Su koyvermek
[D] Sululuk etmek, sözünde durmamak. Kötü şakalar yapmak. Sebze ve meyveler için kesilirken, pişirilirken su salıvermek.
Su küçüğün söz büyüğün
[A] Su her zaman temel maddedir. Çocuklara su içmekte öncelik tanınmalıdır. Büyükler ise bilgili görgülü kimseler olduğu için söz söylemede öncelik büyüklerin olmalıdır.
Su testisi su yolunda kırılır
[A] İnsanlar hangi işlerle uğraşıyorsa o işin getireceği sonuçlara katlanmak zorundadırlar. Kötü yolda olan kimseler bulundukları ortamda bir gün lâyık oldukları sonuçları bulacaklardır.
Su uyur düşman uyumaz
[A] Düşman olan kişiler sakin sakin dursalar da bu onların kötülükten vazgeçtikleri anlamını vermez. Sakin sakin durarak karşılarındakilerin zayıf taraflarını kollarlar. En zayıf anını bulduklarında da hemen harekete geçip yapacakları fenalığın en kötüsünü yapmaya çalışırlar. Düşman düşmanlığından vazgeçmeyeceği için düşmanımıza karşı her an tetikte bulunmak gerekmektedir.
Su yüzü görmemiş
[D] Çok pis, uzun zamandan beri yıkanmamış.
Su yüzüne çıkmak
[D] Belirmek, açıkça belli olmak. Kapalılığı bir süre devam etmiş tutum için belli olmak, açıklığa kavuşmak.
Sucuk gibi ıslanmak
[D] Çok ıslanmak. Su veya ter nedeniyle iç çamaşırına kadar iyice ıslanmak.

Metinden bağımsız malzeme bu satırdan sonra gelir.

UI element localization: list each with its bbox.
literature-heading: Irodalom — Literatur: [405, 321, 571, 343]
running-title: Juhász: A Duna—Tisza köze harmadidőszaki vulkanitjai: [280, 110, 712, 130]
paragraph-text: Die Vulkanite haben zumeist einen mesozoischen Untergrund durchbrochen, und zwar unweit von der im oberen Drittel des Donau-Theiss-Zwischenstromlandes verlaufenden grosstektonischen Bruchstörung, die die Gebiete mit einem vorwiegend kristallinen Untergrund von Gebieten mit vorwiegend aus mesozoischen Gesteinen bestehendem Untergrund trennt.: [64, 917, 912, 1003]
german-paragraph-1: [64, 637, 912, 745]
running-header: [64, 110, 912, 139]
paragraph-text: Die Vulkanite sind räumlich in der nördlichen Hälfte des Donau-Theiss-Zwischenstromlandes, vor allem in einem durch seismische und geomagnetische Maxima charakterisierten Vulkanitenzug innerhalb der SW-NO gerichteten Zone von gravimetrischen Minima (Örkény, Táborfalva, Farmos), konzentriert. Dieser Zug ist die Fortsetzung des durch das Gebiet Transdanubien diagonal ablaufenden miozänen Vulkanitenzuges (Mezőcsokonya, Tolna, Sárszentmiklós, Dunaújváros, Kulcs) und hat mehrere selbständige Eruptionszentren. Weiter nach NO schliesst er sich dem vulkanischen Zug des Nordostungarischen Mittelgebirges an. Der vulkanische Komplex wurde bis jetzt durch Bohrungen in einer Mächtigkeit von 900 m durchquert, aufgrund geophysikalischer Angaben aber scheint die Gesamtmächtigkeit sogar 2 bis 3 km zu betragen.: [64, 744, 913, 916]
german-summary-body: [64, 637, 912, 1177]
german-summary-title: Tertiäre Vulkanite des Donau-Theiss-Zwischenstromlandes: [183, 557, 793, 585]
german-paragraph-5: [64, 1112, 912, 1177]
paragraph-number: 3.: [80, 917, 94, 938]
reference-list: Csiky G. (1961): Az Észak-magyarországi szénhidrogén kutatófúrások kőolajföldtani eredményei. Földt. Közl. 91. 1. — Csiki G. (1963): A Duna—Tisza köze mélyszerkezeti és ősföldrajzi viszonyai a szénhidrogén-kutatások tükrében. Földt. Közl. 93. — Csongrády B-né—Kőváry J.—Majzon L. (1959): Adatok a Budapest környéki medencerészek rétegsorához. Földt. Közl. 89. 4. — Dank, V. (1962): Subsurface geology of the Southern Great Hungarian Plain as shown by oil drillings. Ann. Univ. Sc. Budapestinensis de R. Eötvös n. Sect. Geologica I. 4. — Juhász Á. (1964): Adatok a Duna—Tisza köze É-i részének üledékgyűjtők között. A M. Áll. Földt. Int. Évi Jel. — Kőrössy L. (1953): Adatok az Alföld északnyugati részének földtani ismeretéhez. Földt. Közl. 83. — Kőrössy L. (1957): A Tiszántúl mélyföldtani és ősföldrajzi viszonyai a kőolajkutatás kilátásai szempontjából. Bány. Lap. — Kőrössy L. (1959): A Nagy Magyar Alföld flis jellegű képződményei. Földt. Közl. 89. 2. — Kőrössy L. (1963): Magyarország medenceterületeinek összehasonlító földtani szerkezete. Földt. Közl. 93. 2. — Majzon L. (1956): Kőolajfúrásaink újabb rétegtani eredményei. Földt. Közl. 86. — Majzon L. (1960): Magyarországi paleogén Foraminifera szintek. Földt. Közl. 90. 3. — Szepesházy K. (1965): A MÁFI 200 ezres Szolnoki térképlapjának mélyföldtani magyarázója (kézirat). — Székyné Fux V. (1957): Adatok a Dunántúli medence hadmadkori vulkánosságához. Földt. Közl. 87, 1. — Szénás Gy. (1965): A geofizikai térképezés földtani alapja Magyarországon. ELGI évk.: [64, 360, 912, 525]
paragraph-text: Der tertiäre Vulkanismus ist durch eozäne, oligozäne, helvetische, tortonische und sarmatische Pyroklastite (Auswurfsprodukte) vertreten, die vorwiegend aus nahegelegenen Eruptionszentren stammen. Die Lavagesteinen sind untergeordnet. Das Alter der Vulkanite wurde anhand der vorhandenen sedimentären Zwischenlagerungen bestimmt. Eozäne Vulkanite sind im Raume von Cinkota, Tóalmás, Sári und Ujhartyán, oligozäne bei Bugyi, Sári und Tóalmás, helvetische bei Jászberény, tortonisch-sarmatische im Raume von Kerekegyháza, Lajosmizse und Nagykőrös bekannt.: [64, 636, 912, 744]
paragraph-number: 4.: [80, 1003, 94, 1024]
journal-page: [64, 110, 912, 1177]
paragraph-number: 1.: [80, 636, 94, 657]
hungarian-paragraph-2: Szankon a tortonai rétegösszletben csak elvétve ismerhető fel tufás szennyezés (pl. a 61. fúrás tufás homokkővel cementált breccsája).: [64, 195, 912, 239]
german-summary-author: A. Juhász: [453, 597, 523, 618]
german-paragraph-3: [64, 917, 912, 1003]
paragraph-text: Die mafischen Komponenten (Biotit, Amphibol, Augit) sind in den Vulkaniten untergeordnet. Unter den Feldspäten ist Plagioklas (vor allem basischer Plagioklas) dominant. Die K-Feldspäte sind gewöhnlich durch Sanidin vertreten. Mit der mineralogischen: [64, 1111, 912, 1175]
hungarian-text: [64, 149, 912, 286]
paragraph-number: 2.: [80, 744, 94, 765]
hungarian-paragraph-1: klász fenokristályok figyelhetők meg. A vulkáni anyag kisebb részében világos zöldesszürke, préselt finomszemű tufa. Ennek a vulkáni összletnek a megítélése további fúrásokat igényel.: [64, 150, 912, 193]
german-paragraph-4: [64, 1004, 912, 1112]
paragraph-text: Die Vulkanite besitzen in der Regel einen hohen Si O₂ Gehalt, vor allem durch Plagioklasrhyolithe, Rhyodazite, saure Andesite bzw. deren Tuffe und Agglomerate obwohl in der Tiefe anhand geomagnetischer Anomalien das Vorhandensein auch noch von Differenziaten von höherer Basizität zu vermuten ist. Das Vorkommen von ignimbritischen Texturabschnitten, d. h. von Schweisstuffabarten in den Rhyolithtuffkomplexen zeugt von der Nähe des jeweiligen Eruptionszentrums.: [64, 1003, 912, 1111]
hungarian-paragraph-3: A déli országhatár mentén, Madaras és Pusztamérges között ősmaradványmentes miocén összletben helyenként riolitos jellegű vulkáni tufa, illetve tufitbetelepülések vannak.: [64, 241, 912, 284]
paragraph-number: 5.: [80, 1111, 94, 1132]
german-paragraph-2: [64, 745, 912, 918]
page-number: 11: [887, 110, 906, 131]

Suç samur kürk olsa kimse üstüne almaz
[A] Kabahat istenmeyen bir sonuç olduğu için ne kadar süslü bir kılıfla da sunulsa kimse kabul etmek istemez. Kimse kabahati üzerine alıp, ben yaptım demez. Çünkü kınanacağını bilir.
Sular kararmak
[D] Yavaş yavaş akşam olmaya başlamak.
Sulu göz
[D] Gereksiz de olsa her şeye ağlayan.
Sulu sepken
[D] Yağmurla karışık yağan kar.
Surete bakma, sirete bak
[G.S] Kişinin dış görünüşü iyi veya fena olabilir, buna bakarak hüküm vermek doğru olmaz. Önemli olan insanın iç görünüşüdür. Duyguları, davranışları, duygularını dile getirişidir. Kişi hakkında hüküm verirken o kişinin iç görünüşünü dikkate almak gereklidir.
Suya götürür, susuz getirir
[D] Kandırmak. Karşısındakinden daha akıllı ve kurnaz olduğu için karşısındakini kolayca kandırır.
Suya sabuna dokunmamak
[D] Davranışlarını kimseyi gücendirmeyecek şekilde ayarlamak. Bir şeye karışmamak.
Suyu başından tutmak (kesmek)
[D] Bir işi esasından haletmek, ayrıntıları üzerinde durmamak.
Suyu çekilmiş değirmene dönmek
[D] Çalışıp hareket edemez duruma gelmek. Eli kolu bağlı kalmak.
Suyu getiren de bir, testiyi kıran da
[A] Görevini tam yapan ile, başkalarının gölgesinde görev yapar gibi görünüp, boş oturan kimseleri birbirinden ayırmak lâzımdır. Her ikisinin de bir kabul edildiği toplumlar temelden sarsılırlar.
Suyun yavaş akanından, insanın yere bakanından kork
[A] Sessiz akan suyun ne zaman coşup taşacağı belli olmaz. Sessiz ve sakin duran kimsenin ise ne zaman, nerede nasıl davranacağı önceden bilinmediği için karşılaştığı bir olayda nasıl bir tepki vereceği hiç belli olmaz. Bazen küçük bir olaya büyük bir tepki vermeleri çok mümkündür.
Suyunca gitmek
[D] Kendi davranışlarını karşısındakinin davranışlarına uydurmak, ona uymak.
Suyunun suyu
[D] Çok çok uzaktan ilgisi olmak. Uzaktan akraba.